6.     Kurva Phillips menunjukkan hubungan antara inflasi dan pengangguran. Dalam jangka pendek, menurunkan satu tingkat inflasi berarti menaikkan pengangguran. Begitu pula sebaliknya. Inflasi meningkat pengangguran menurun. Tetapi kurva Phillips jangka pendek cenderung bergeser dari waktu ke waktu seperti inflasi yang diharapkan dan faktor-faktor lain berubah. Jika pembuat kebijakan berusaha untuk menahan pengangguran di bawah NAIRU untuk waktu yang lama, inflasi akan cenderung naik dan naik.
7.     Teori inflasi modern bergantung pada konsep laju non accelerating inflatoin rate of unemployment, atau NAIRU, yang merupakan terendah tingkat pengangguran berkelanjutan yang negara dapatnikmati tanpa risiko kenaikan inflasi. Ini merupakan tingkat pengangguran sumber daya di mana tenaga kerja dan produk pasar naik secara seimbang. Berdasarkan teori NAIRU, tidak ada tradeoff permanen antara pengangguran dan inflasi, dan jangka panjang kurva Phillips vertikal.

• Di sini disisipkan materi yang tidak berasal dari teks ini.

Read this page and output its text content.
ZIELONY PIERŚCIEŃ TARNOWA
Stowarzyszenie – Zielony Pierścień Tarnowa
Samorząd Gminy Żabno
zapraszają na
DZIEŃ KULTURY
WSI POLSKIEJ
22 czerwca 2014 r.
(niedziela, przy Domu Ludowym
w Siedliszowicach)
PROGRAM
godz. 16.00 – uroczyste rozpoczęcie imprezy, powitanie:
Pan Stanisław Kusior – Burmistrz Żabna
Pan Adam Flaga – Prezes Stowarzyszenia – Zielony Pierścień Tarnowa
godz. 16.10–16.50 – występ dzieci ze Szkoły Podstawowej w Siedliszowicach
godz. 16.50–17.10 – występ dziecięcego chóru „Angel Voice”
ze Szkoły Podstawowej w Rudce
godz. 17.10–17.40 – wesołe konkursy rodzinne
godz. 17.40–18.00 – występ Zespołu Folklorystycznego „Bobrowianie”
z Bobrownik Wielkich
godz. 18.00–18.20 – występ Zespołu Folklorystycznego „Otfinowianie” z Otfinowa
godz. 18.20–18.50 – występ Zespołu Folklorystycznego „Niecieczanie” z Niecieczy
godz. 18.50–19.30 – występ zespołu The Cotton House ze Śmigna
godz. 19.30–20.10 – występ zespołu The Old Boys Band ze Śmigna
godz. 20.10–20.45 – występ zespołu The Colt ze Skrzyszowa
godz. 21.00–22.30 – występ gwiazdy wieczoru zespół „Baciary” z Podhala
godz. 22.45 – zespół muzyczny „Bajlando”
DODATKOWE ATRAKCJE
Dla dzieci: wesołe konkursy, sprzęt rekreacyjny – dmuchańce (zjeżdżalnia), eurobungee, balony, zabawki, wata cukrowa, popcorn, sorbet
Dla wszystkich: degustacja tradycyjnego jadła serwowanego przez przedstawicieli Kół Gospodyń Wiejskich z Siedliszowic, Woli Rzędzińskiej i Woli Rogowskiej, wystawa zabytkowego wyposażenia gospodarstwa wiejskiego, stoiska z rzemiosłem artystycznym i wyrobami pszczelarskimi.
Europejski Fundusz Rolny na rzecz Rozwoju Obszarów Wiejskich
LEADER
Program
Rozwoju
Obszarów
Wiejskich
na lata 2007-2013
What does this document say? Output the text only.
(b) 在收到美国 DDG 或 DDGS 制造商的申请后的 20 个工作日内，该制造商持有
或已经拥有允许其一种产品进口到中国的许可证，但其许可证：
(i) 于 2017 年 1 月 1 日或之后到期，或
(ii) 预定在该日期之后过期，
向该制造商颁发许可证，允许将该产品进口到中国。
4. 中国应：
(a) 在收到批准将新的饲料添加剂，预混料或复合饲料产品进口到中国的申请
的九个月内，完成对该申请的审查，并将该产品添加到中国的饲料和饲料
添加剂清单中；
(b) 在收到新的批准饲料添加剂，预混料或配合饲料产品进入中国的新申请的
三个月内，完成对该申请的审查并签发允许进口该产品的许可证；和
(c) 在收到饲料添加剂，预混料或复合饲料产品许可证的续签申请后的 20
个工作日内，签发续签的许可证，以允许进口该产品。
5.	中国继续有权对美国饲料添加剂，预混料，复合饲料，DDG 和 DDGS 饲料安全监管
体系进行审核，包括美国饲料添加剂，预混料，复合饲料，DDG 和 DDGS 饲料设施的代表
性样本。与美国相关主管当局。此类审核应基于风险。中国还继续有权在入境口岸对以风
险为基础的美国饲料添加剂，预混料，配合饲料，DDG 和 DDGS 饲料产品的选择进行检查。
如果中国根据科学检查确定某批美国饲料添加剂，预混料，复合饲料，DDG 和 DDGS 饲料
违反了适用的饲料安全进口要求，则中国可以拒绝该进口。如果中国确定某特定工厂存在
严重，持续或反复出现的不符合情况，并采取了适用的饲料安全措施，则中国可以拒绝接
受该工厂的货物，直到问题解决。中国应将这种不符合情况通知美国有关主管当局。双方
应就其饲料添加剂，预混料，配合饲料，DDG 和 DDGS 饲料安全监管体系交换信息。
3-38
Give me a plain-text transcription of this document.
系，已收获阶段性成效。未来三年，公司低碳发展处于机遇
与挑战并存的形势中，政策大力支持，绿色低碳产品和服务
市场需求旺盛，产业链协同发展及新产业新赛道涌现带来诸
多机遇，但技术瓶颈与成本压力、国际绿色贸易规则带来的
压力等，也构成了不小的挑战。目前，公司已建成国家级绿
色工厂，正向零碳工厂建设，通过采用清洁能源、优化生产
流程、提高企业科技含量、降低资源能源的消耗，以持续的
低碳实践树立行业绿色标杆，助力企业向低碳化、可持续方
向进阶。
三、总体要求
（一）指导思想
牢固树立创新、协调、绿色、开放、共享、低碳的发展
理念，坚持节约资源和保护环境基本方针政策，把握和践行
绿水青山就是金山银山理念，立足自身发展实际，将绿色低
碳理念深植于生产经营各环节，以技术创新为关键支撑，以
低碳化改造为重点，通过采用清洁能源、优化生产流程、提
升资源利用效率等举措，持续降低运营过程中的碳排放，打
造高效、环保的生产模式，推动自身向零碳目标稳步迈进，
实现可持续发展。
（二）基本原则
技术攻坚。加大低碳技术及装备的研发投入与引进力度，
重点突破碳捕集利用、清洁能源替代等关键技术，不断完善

C. Dilema Kebijakan Anti-inflasi
8.     Pusat perhatian bagi para pembuat kebijakan adalah biaya untuk mengurangi inflasi. Perkiraan saat ini menunjukkan bahwa resesi besar diperlukan untuk memperlambat inflasi yang diharapkan;
9.     ekonom telah mengajukan banyak usulan untuk menurunkan NAIRU;  proposal penting termasuk meningkatkan informasi pasar kerja, meningkatkan program pendidikan dan pelatihan, dan menata ulang program pemerintah sehingga pekerja memiliki insentif yang lebih besar untuk bekerja.